As promised here's some pics of my car/rack/bike combo. I mountain bike also (mostly actually) but, this gives you the idea.

(the car's on ProKit springs btw....for anyone who might care)


----------



## scubastevect64 (Mar 1, 2008)

thanks for the pics


----------



## Bryank930 (Jun 12, 2006)

How about a shot of the back of the car without the rack mounted. I would consider this for my car ONLY if the hitch is well hidden and doesn't hang way down. The ideal hitch for me would be something like my parents used to have on their old van. The drawbar was about 4" wide and about 1/2" thick, and was WELL hidden under the bumper. I'll have to try to find something like that for my car...

Bryan


----------



## dgaddis1 (Jul 1, 2007)

Just look at the my first pic above, you can see the hitch pretty well there. I wouldn't say it's well hidden, but I wouldn't say it's very noticable either. I chose the hitch because I don't like the look of any of the roof racks (not to mention the noise and decreased gas mileage) and I don't want to put a trunk rack on my paint.
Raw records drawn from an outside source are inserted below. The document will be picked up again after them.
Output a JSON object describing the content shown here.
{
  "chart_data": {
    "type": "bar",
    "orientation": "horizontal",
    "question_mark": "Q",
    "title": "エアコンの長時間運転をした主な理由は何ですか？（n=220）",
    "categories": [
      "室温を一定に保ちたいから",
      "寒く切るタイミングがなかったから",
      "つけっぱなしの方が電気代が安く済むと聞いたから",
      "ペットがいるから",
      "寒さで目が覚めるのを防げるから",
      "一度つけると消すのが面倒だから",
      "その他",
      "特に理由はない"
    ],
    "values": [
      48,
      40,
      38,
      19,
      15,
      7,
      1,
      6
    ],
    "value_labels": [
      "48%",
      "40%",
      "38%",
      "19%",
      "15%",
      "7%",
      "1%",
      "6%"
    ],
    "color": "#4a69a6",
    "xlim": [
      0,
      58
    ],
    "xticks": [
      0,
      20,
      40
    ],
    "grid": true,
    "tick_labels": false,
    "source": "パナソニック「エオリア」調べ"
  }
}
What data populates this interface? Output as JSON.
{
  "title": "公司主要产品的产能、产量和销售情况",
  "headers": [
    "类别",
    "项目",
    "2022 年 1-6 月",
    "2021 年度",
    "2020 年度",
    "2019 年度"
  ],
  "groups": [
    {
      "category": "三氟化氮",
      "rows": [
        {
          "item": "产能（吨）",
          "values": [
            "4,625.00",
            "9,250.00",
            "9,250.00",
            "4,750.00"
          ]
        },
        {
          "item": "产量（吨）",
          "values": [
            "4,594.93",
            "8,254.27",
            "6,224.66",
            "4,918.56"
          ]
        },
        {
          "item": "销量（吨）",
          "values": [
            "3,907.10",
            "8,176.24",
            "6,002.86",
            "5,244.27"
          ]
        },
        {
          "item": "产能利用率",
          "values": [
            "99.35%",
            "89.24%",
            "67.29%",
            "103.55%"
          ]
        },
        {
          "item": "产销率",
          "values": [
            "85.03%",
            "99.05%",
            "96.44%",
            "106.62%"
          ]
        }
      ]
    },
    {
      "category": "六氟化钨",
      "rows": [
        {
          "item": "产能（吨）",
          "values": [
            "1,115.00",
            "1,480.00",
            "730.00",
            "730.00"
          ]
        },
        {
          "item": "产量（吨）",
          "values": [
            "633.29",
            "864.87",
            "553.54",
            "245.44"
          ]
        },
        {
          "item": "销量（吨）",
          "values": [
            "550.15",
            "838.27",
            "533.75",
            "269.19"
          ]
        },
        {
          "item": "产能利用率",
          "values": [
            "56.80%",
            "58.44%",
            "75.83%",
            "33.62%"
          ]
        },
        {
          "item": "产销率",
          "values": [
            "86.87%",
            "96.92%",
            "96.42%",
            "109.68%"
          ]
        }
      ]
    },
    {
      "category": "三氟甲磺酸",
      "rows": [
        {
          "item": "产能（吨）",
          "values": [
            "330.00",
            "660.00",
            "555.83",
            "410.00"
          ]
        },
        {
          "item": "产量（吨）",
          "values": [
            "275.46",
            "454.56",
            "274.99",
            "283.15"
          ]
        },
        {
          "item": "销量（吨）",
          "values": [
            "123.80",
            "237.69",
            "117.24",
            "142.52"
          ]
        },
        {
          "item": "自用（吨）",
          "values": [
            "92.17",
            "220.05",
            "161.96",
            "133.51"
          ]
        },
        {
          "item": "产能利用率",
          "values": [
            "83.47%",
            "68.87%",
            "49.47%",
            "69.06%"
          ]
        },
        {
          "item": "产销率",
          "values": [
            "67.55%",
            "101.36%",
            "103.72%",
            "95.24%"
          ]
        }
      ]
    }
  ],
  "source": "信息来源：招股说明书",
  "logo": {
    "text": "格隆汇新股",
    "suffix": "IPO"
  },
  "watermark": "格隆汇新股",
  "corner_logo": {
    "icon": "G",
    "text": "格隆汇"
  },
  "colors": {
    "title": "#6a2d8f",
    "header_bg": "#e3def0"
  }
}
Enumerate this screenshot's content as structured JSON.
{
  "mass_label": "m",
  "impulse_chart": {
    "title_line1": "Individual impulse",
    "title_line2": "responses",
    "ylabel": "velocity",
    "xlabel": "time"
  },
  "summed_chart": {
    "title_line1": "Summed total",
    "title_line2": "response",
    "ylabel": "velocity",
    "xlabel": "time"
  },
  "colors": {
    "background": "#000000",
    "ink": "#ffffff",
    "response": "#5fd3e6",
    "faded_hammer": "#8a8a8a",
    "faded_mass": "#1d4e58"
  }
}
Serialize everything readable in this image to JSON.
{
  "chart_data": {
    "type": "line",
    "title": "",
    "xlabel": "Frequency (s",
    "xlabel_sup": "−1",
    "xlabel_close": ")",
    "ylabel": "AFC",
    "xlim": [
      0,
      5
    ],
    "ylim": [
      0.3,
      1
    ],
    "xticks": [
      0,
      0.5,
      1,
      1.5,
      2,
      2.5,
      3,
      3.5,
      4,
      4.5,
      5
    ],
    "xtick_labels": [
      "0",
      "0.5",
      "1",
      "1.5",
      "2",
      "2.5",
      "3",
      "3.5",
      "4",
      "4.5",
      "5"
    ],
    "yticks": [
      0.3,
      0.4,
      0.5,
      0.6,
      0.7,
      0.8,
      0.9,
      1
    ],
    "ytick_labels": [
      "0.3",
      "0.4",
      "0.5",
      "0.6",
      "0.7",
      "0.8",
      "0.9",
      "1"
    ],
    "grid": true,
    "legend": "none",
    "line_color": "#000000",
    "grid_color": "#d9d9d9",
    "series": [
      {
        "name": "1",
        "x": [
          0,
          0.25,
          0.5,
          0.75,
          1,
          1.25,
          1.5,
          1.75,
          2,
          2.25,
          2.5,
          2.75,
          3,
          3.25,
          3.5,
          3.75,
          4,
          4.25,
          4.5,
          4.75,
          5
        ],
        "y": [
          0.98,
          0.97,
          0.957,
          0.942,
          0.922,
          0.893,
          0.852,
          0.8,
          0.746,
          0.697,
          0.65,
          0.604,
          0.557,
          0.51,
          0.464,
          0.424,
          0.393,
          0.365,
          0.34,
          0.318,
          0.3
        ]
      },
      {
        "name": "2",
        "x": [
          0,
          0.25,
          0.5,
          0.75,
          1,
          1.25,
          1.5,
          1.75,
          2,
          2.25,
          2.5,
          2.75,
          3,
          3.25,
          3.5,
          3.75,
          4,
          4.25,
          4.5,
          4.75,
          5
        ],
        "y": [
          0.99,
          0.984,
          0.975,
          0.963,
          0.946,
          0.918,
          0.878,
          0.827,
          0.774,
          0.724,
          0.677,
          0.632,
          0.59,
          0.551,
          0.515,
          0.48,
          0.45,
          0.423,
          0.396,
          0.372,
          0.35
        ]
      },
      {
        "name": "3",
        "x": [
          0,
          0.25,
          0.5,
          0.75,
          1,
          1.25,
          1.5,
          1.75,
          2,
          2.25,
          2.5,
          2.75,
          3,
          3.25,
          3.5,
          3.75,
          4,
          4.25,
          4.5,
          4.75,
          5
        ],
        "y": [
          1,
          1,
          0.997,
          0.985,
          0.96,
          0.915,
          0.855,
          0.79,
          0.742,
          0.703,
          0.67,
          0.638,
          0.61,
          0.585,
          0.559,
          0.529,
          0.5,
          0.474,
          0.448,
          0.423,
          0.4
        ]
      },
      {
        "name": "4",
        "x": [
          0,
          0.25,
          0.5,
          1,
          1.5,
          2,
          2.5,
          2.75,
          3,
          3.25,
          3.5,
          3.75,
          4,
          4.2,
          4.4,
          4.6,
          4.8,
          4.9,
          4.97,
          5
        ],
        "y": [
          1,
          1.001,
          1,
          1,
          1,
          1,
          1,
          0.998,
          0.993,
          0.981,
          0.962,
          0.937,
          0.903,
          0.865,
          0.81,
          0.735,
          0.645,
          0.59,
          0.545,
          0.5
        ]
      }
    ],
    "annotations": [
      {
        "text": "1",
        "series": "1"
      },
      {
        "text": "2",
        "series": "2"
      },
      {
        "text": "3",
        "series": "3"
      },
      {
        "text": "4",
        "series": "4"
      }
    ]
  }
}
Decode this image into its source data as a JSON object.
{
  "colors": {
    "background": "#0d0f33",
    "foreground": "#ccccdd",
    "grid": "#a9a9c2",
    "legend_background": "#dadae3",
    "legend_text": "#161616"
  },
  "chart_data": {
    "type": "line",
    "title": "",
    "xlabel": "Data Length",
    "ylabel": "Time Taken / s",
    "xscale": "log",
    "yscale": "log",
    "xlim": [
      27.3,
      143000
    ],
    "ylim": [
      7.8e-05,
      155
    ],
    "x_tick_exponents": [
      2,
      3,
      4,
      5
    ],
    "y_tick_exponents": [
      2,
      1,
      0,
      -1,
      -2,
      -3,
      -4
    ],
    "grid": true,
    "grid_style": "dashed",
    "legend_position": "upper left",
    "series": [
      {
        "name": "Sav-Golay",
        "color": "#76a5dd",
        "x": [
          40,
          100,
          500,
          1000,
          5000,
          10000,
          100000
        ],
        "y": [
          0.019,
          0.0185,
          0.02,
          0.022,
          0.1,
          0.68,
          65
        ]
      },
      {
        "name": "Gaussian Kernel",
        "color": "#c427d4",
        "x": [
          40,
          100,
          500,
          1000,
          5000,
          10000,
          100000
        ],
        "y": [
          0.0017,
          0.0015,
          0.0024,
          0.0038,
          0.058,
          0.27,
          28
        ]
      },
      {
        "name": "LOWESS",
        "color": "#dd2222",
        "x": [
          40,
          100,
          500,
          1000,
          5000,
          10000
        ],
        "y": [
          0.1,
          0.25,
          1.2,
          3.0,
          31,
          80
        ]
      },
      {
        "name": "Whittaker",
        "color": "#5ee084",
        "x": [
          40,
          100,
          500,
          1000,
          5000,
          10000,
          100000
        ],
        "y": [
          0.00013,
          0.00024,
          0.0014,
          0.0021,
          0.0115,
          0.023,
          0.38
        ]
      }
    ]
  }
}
With the hitch, nothing ever touches the car, which is what I wanted.


----------



## vans380 (Sep 11, 2005)

Thread revival...! I just got a Civic SI coupe...do you have to drill to attach the Curt hitch, or does it just bolt on to the car? What is the cost of the hitch?


----------



## ZoSoSwiM (Dec 2, 2005)

My Curt hitch for my 07 Impreza was direct bolt on. Check etrailer.com and they should be able to give you a general idea. I bought my hitch and Thule T2 off them.. great prices and free shipping since I spent enough.


----------



## Jayem (Jul 16, 2005)

Bryank930 said:


> How about a shot of the back of the car without the rack mounted. I would consider this for my car ONLY if the hitch is well hidden and doesn't hang way down.


If it's going to be totally hidden, it is going to hang "way down" and cause the rack to hang way down and possibly cause problems on sloped roads/driveways. I haven't seen many hitches that stick out much at all, and you can only notice them from certain points of view (directly behind) anyway. Way less of an eyesore than a roof-rack any day. There is sometimes a problem with those "hidden" hitches and low sports cars, because they are just too low. The T2 does have good approach-clearance, but if the hitch is too low then it doesn't matter.


----------



## lobos8403 (Nov 28, 2004)

Its just bolt on, the only thing u need to do is cut the heat shield for the muffler a bit but u can almost do that with a hardy pair of scissors. Other then that its pretty cake if u have a freind to help. The directions suck btw..


----------



## wormvine (Oct 27, 2005)

lobos8403 said:


> Its just bolt on, the only thing u need to do is cut the heat shield for the muffler a bit but u can almost do that with a hardy pair of scissors. Other then that its pretty cake if u have a freind to help. The directions suck btw..


Damn Lobos, I never thought South Florida was so identifiable until I saw your picture. 
If I had to guess, Those pics were taken in West Broward CO. Looks like my old hometown of Coral Springs.


----------